Within the extant Araucariaceae we now have four species:  _Araucaria
heterophylla_, the Norfolk Island Pine; _Araucaria araucana_, the Monkey
Puzzle tree from Chile; _Araucaria bidwilli_, the Bunya Bunya Pine of
Australia; and the recently discovered _Wollemi nobilis_, the Wollemi Pine
of Australia.  The "araucarians" you refer to are perhaps the monkey
puzzles which may form a "lollipop-shaped" array of branches at the top (in
mature specimens).  The tough, spiny leaves which cover these high branches
may be one reason for the name, "monkey puzzle," as the tree would not be
easily climbed by a monkey.  On pp. 146-7 of David Norman's book,
_Prehistoric Life_, you can see the sort of "pruning" that some of the
sauropods might have practiced on these trees, namely, flattening the trees
whose branches proved to be just a bit out of reach.

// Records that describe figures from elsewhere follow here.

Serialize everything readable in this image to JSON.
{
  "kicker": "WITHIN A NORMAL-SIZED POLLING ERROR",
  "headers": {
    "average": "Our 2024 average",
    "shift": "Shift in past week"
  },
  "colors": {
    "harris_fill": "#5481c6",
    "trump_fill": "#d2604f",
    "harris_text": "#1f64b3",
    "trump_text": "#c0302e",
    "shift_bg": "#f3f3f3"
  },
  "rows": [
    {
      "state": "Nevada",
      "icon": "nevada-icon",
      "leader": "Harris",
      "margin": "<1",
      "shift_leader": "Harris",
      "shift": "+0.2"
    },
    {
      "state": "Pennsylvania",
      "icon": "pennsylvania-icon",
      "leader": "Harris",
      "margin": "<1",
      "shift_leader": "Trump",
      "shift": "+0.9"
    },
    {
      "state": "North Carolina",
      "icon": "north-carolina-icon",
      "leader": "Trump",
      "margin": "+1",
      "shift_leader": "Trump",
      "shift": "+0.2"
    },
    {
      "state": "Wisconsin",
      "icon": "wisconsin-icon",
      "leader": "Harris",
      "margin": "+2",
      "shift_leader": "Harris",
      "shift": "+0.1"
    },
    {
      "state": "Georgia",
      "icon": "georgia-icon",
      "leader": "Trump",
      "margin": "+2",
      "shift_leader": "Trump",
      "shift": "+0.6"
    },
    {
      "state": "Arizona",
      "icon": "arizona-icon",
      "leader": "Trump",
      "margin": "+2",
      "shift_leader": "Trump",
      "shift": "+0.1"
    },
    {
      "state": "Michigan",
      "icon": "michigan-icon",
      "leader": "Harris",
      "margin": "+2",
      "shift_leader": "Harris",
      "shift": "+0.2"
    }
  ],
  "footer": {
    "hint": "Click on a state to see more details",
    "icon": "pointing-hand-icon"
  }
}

The leaf types and toxins associated with living gymnosperms (whose
ancestors made up the dominant terrestrial flora before the advent of
angiosperms in the mid-Cretaceous) presents a puzzle in itself.  The
foliage of ferns and of the dawn redwood would seem to be the easiest to
consume.  That the Mesozoic was populated by an array of vegetarian
behemoths is testimony to the ability of the dinosaurs to adapt to their
environment.  What species of megafauna today could subsist on pine
needles?  And yet, there they are, inside the belly of the _Edmontosaurus_
mummy.  Amazing!

For modern reconstructions of Mesozoic landscapes, I direct you to
_Dinosaurs: A Global View_ by Sylvia and Stephen Czerkas (ISBN
0-7924-5606-8), breathtakingly illustrated by Mark Hallett, Douglas
Henderson, and John Sibbick.  It even includes a plant appendix which names
most of the featured plants.  For younger readers, Don Lessem's _Dinosaur
Worlds_ (ISBN 1-56397-597-1) does a nice job of portraying ecosystems past.

Ralph Miller III <gbabcock@best.com>

"Latest fossil finds fuel controversy among scientists.  Film at 11."